Party officials said they were removed because they did not vote in three of the last four state primaries.
“The Party’s decision has created a great deal of national attention, and while I cannot speak for the other candidates that were removed, I do want to set the record straight,” Lee said in a statement to this columnist. “I am a lifelong Republican who has voted in 9 out of 11 of the last Tennessee Republican primaries, and 3 of the last 4 that I could. Unfortunately, the TNGOP made the decision to no longer consider county primary elections when determining a candidate’s ‘Bona Fide Republican’ status or their support from other elected officials and county party officers.”
He said he and his wife, Kate, will cover all campaign expenses to date, “and will be issuing everyone a full refund for their donation.” Donors include a number of Knoxvillians. Lee said he will continue to support Republicans and “will continue to be here (in Tennessee) to get conservatives elected.”
Starbuck said in a release that his attempt to get back on the ballot also was an attempt to help Lee and Ortega be reinstated as candidates.

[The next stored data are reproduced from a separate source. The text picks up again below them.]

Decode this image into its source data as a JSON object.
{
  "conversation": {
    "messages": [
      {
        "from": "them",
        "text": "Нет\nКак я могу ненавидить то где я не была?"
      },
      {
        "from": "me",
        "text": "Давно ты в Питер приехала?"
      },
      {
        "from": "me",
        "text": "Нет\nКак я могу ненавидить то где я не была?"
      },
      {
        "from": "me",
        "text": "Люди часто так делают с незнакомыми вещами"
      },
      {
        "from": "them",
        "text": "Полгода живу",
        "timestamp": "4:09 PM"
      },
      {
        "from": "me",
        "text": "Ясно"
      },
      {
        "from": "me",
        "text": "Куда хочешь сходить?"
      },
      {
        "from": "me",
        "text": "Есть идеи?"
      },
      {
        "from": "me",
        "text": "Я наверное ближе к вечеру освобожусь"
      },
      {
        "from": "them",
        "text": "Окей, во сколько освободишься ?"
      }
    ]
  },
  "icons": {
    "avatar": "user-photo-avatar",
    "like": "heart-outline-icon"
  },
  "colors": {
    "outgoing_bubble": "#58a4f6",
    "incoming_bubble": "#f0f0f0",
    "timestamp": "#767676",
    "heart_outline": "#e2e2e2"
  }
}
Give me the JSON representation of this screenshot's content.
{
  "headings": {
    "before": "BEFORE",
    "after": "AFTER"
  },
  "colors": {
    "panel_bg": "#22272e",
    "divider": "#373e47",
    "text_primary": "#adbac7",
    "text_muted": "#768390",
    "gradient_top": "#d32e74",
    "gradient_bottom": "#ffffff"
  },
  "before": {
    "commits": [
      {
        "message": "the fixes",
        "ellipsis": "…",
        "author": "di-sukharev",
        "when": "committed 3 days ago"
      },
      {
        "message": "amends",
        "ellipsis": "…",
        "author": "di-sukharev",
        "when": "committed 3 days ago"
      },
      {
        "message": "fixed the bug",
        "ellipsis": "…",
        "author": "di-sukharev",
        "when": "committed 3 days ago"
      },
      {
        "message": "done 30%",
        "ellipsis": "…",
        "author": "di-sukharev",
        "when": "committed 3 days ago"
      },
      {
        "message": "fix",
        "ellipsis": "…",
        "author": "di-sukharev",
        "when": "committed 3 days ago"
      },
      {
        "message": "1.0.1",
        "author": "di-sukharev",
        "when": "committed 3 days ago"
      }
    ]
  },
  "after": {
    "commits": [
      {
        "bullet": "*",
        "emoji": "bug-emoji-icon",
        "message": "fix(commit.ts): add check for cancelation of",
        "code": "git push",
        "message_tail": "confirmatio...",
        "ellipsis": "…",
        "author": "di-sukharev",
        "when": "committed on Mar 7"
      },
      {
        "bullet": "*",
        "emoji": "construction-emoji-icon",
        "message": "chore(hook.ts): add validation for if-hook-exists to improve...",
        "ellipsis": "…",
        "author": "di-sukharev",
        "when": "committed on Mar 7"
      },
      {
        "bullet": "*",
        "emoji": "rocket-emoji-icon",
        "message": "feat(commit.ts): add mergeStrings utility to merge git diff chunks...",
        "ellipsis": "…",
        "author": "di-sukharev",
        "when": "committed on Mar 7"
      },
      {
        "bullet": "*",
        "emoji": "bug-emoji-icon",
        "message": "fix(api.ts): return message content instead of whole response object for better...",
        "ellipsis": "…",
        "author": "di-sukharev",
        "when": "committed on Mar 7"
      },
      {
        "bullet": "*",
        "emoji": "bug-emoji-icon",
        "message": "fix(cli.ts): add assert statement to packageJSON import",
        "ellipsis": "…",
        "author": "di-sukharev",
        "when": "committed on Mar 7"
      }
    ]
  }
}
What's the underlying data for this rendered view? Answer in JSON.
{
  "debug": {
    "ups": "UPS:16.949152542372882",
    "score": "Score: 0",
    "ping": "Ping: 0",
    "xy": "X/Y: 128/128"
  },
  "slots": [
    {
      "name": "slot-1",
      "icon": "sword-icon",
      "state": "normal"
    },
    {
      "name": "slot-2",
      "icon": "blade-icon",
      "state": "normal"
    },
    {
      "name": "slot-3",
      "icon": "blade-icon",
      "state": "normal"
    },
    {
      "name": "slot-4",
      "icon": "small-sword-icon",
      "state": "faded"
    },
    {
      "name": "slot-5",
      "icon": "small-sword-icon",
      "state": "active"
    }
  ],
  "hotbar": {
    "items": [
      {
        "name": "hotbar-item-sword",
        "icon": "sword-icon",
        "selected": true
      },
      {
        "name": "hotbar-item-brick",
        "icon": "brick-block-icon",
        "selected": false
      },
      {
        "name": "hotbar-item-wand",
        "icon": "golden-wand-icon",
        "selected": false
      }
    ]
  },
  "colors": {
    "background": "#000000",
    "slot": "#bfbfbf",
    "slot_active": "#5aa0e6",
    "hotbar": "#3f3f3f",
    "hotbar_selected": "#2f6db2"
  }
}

NEW BOOK AT FAIR? Bo Roberts, who ran the 1982 World’s Fair in Knoxville and now has a strategic marketing firm in Nashville, plans to participate in the 40th anniversary celebration in the downtown park on May 21 and hopes to bring copies of his new book, “Forever Young.”
The major portion of the book describes his experiences as the youngest World’s Fair president for the ’82 event and covers his career as the youngest vice president at the University of Tennessee, youngest Cabinet appointment ever in Tennessee government and the youngest U.S. newspaper editor in Sevierville and Gatlinburg.
“I have confirmed my book will be published this month, I hope to have a few copies with me that weekend but I can’t 100% guarantee that, but definitely before the end of the month,” he said in an email Thursday.
POLITICAL FUNDRAISERS: Knoxville City Council member Janet Testerman will kick off her campaign for the Republican nomination for the 18th state House District at an event 5-7 p.m. next Monday at Marble Hall at Lakeshore Park. She is running to replace fellow Republican Rep. Eddie Mannis, who is not seeking re-election. He is among 60 hosts sponsoring the fundraiser.
Former U.S. Sen. Doug Jones of Alabama has been rescheduled as the keynote speaker for the Truman Day 2022 dinner at 6 p.m. June 10 at the Downtown Hilton. He originally was to speak in 2021, but the event was postponed because of COVID. Knox County Democrats said tickets bought for the 2021 event will be honored. About 100 tickets remain at $75 each for the event, Democrats said. Jones, a former U.S. attorney for Northern Alabama, recently helped shepherd the nomination of Judge Ketanji Brown Jackson to the U.S. Supreme Court through the U.S. Senate.